Flash back to the long-forgotten Mutual and Balanced Force Reduction (MBFR) talks on conventional forces in Europe, which began in 1973 and dragged on and on between NATO and the Warsaw Pact. The negotiations, which were aimed at reducing the huge armies in Europe, never went anywhere. Then, suddenly, on Dec. 7, 1988, in a speech at the United Nations, Gorbachev announced unilateral reductions in the Soviet armed forces of 500,000 men, including six tank divisions in Eastern Europe. In one day, Gorbachev accomplished more than MBFR had in 15 years. He did it for his own reasons, which were rooted in those underlying forces that were shaking the Soviet Union to its foundations.

The 1987 Intermediate-range Nuclear Forces (INF) treaty, which eliminated an entire class of nuclear missiles with stringent verification, was perhaps the most-successful arms-control deal of the last quarter-century. Yet it could not have happened but for the fact that Gorbachev acted so radically different from his predecessors. He believed the arms race was an albatross, sapping the resources he would need at home to make socialism work. He did something about it, even if the Soviet system could not in the end be salvaged.

Gorbachev had the courage to reverse a decision of his predecessor. In the late 1970s, with Brezhnev ailing, the Soviet Union blundered in deploying the Pioneer, a new generation of medium-range missile, in Europe, apparently not expecting that this would lead to apprehension in the United States and among its allies.

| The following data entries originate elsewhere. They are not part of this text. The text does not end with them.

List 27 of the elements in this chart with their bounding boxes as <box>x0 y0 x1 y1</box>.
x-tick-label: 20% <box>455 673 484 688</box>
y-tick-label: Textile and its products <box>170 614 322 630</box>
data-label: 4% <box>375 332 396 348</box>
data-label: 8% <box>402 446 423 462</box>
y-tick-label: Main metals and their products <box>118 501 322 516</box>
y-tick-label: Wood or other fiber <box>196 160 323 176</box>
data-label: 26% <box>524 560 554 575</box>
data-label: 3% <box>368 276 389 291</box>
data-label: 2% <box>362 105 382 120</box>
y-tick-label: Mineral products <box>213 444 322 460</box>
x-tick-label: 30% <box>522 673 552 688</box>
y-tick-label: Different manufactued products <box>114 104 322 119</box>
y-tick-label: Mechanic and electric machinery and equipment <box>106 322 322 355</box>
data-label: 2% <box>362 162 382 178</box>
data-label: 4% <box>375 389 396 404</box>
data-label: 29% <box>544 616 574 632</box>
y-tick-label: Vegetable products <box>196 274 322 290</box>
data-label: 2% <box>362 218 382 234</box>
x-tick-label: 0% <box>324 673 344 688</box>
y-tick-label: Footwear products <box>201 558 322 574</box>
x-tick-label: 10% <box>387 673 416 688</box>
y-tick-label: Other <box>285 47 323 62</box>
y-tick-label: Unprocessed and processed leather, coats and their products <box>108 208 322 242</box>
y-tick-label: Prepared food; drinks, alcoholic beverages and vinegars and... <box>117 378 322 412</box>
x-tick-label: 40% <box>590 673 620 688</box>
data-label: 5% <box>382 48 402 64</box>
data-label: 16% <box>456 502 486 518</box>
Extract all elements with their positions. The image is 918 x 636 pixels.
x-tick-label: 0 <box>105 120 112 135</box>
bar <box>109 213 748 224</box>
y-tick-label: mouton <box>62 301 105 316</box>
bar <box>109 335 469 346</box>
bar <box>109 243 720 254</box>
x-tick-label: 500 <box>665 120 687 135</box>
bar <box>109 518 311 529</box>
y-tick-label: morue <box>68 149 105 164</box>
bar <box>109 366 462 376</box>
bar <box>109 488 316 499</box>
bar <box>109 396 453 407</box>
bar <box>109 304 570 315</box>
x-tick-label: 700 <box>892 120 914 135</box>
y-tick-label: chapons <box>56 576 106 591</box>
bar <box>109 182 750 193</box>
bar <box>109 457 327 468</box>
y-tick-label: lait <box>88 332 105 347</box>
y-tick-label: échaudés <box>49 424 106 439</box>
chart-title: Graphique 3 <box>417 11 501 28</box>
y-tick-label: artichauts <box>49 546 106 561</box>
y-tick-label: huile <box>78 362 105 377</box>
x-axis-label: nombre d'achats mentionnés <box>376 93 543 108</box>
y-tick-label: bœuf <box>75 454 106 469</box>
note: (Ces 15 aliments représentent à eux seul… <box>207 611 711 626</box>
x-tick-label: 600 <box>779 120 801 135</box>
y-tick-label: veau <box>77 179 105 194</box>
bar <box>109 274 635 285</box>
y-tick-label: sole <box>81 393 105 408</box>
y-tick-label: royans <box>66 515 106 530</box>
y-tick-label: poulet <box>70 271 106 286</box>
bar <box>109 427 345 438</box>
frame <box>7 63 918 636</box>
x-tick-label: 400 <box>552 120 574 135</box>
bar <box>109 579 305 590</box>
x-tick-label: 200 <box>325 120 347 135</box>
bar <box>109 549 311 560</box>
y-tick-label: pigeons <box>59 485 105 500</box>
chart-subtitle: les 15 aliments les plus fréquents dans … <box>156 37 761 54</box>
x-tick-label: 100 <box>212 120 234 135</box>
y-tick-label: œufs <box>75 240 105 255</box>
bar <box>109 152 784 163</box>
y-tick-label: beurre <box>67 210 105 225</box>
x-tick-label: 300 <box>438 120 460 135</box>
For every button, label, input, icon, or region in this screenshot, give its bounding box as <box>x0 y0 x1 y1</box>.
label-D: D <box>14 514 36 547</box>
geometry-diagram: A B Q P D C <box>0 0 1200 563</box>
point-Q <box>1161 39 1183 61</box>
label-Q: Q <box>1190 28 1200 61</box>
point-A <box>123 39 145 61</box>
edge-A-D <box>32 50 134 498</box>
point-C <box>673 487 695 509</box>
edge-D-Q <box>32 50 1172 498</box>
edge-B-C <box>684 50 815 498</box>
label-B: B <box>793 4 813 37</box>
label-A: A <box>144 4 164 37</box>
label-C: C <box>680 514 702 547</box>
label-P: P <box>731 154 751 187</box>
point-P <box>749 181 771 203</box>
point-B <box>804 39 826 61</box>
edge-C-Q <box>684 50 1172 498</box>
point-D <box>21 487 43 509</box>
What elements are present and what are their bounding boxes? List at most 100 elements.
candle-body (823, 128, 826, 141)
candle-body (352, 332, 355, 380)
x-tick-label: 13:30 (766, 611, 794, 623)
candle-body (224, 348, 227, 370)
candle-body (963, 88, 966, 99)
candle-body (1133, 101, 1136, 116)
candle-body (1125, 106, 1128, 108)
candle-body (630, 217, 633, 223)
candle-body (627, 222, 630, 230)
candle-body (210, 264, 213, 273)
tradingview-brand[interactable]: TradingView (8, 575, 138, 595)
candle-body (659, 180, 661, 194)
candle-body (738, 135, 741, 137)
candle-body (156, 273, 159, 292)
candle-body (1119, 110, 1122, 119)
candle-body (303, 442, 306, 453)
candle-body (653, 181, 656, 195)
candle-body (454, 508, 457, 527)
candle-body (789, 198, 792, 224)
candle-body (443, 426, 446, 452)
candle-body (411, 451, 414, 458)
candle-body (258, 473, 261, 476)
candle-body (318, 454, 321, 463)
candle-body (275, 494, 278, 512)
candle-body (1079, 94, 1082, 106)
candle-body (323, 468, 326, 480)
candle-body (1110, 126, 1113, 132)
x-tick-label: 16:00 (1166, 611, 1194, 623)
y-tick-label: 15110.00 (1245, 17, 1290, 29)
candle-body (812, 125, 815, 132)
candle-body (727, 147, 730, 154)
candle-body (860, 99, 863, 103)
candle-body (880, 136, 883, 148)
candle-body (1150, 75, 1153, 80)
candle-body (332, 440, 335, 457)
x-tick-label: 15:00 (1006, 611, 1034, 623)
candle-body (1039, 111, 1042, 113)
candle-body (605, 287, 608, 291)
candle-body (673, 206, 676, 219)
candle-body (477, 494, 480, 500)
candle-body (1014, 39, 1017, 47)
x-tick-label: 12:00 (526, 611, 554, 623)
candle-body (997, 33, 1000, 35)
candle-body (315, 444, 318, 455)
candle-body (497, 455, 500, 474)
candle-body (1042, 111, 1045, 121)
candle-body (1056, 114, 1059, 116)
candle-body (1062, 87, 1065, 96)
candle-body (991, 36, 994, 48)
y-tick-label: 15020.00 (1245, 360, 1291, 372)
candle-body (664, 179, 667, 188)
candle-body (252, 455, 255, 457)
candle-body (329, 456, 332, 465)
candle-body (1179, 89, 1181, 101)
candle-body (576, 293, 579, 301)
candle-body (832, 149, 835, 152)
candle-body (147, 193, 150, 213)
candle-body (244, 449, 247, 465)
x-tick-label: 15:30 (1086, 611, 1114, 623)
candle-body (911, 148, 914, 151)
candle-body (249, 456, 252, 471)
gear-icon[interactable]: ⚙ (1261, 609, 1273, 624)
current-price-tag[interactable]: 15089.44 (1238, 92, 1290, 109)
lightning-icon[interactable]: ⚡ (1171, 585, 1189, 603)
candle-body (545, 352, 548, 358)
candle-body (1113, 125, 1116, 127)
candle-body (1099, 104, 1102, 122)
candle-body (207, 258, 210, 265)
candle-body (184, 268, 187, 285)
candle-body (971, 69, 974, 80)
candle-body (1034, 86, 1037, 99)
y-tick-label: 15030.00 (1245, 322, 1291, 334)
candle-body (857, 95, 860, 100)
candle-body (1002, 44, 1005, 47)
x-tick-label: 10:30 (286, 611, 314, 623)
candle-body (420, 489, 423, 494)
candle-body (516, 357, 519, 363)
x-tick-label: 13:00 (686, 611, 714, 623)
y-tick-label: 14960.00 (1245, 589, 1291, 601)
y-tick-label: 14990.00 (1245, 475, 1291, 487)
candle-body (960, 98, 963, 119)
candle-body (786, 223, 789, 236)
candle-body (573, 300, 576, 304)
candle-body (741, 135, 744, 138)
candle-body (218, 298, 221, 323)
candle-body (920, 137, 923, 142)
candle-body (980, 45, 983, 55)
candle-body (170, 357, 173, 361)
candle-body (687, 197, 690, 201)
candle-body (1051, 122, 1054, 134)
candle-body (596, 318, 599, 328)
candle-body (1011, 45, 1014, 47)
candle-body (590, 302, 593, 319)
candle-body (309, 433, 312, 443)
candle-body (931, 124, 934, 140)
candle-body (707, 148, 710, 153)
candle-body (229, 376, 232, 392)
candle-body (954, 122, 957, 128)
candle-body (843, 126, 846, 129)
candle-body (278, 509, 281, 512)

As a counterweight, in 1979 NATO decided to station 108 single-warhead Pershing II and 464 ground-launched cruise missiles in Europe, while seeking to negotiate. Reagan proposed in 1981 to eliminate this entire class of medium-range missiles, but the Soviets refused and negotiations went nowhere. The first U.S. missiles were deployed in late 1983.

The Pershing II was feared for its accuracy and speed -- the missile could fly at nearly Mach 8, greater than 6,000 miles per hour, and carried high-precision guidance systems. These were missiles that the Soviet leaders worried could lead to decapitation -- wiping them out while they sat in the Kremlin.

When Gorbachev took office in March 1985, he and some others had already figured out, privately, that the Pioneer deployments had backfired. "I would even go so far as to characterize it as an unforgivable adventure," he later wrote, "embarked on by the previous Soviet leadership under pressure from the military-industrial complex."

When it was signed in 1987, the INF Treaty eliminated 1,846 Soviet Pioneers and 846 U.S. Pershing II missiles. Score one for those big, underlying forces, and individual leadership.

No doubt, in the coming weeks and months, the White House will be tempted to wrap the Prague treaty in all kinds of high-flying rhetoric. But past experience suggests it would be wise to avoid hype and exaggeration. In 1960, John F. Kennedy warned that the United States was falling behind the Soviet Union in a "missile gap" that he later found didn't exist. Nor did the "window of vulnerability" Reagan warned about in 1980. President Bill Clinton signed an agreement with Russian President Boris Yeltsin in 1994 to retarget intercontinental ballistic missiles, which would not prevent them from being retargeted in a matter of minutes. Nonetheless, Clinton boasted in campaign speeches he had "led the world back from the brink of nuclear disaster. There's not a single nuclear missile pointed at an American citizen today for the first time since the dawn of the nuclear age." It was a huge overstatement of what he had accomplished.

For Obama, who has voiced the dream of a world without nuclear weapons, Prague is just the very first step. Arms control is a tool, but no secret codes or counting rules will make the coming tasks easier. They require heavy lifting.